The great thing about tools is that in addition to saving the referee’s time and energy, they’re able to react to the player’s actions in a way that specifically prepared scenarios just can’t. If the players are walking down the street towards a dungeon, then become randomly fascinated by a bit of graffiti and wander into an alley on a wild goose chase, then if all you’ve got prepared is that one dungeon you’re stuck. But if you’ve got a table of interesting locations that are designed to fit anywhere in your setting, you can keep the game rolling as if you’d planned for this all along. And when the players are able to find interesting adventure no matter where they go your campaign world will feel much more alive.

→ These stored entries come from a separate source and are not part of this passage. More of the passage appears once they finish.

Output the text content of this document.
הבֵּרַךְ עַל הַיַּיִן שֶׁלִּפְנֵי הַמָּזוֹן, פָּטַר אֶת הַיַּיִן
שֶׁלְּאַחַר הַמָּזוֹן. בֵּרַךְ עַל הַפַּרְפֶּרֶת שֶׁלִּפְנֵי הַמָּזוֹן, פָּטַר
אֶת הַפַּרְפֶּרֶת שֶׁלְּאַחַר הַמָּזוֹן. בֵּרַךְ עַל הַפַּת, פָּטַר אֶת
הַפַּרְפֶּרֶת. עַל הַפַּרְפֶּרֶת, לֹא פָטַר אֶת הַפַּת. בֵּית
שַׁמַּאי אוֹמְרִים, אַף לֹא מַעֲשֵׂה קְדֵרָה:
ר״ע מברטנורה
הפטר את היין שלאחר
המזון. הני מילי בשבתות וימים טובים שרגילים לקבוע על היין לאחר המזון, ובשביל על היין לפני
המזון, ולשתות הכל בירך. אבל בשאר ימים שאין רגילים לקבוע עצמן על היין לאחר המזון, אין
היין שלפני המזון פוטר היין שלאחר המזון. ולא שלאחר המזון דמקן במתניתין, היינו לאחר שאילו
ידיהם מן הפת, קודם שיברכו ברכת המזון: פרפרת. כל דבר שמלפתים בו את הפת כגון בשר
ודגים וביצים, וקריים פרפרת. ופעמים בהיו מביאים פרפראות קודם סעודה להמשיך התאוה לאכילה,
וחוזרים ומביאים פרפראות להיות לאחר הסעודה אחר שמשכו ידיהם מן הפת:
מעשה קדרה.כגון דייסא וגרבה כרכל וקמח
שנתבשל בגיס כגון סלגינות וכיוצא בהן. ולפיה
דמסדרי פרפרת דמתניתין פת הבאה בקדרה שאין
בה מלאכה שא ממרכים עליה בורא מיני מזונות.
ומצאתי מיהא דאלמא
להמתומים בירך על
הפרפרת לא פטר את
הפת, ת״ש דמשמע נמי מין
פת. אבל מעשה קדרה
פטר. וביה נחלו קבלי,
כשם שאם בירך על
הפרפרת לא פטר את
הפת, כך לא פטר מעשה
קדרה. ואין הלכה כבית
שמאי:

The reactive potential of tools is also why my most important prep occurs immediately after running a session. While I’m writing out my recap of events (something I’m indulgently excessive about), I have a set of questions to ask myself:

  • Did the players encounter any interesting NPCs that it would be fun to add to my Recurring Characters table?
  • Did the party wrong anyone who might hold a grudge against them? What form might revenge take? (Put this on the consequences table).
  • Does anyone feel that they owe the party a favor? What might they do to settle the debt? (Put this on the consequences table).
  • Review all the table entries used, and restock anything that needs it.
  • What parts of the session were rough, and what tools or techniques would help them work better in future?

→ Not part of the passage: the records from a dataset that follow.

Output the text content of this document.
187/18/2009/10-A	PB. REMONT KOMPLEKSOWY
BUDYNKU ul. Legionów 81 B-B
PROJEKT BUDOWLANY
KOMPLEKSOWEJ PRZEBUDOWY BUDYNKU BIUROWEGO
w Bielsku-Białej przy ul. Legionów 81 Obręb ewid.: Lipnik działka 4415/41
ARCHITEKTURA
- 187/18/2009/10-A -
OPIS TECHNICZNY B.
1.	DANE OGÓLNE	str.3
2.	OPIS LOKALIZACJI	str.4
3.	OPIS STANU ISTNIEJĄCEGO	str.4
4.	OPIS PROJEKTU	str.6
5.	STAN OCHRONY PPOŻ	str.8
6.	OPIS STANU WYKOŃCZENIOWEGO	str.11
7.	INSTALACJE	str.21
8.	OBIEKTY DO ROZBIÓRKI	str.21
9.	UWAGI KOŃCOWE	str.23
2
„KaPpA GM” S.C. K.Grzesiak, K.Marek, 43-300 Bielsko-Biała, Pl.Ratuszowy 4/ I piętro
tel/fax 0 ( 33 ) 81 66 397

That last one is a biggie. For example, as the sessions have gone on, this party has taken out a lot of loans. That’s not something other groups I’ve played with have done. The first couple times it happened I set an arbitrary limit for how big a loan could be, and noted down the amounts without any real idea of how it would be collected. Now I’ve worked out a formalized little procedure for how loans are guaranteed and how debt repayment is enforced.

As of posting this, the renewed ORWA campaign has had 4 sessions. I made sure I had another specific adventure prepped before we started session 2, but once again I’m glad it’s a thing I scribbled casually into my notebook; because 3 sessions later the players still haven’t stopped moving long enough to need me to prompt them towards an adventure. My tools and their own desires have entered a feedback loop that hasn’t left room for me to say “Well, there’s X thing going on over here…”

I’ve also got heaps more creative energy left in me than I used to after the first few sessions of a new campaign.

Additional Reading About Session Prep

That Four Letter Word: Prep on Save vs. Total Party Kill
Planning a Campaign as a Series of Decisions on The Retired Adventurer
The Grand d666 on Being An Asshole To A Goblin

4 thoughts on “Prep Tools, Not Adventures

  1. This is great stuff – I am going to dig through all the links on this too.

    I see you talk in your piece on encounter tables about NPCs becoming recurring – it would be great to read the update on that when you get to it. Have you got a favored generator or method for sparking NPCs in the first place?

    My own personal widget is roll up 3 adjectives from a big list for personality + race + gender. Name and occupation are hand-done depending on the situation.

    1. Yeah, an update to my Structuring Encounter Tables post is definitely coming!

      I’ve also got some tables for personality, physical traits, personal quirks, etc. I’ve got a little list prepared where I’ve pre-rolled a few of those, then at the table I’ll do some free association to connect those elements with whatever the NPC needs to be. So, for example, I may pre-generate “Nervous, Bug-Eyed, Wants to try committing a murder.” Then, when the twists and turns of the game bring the players to meeting a Judge, I give her those traits.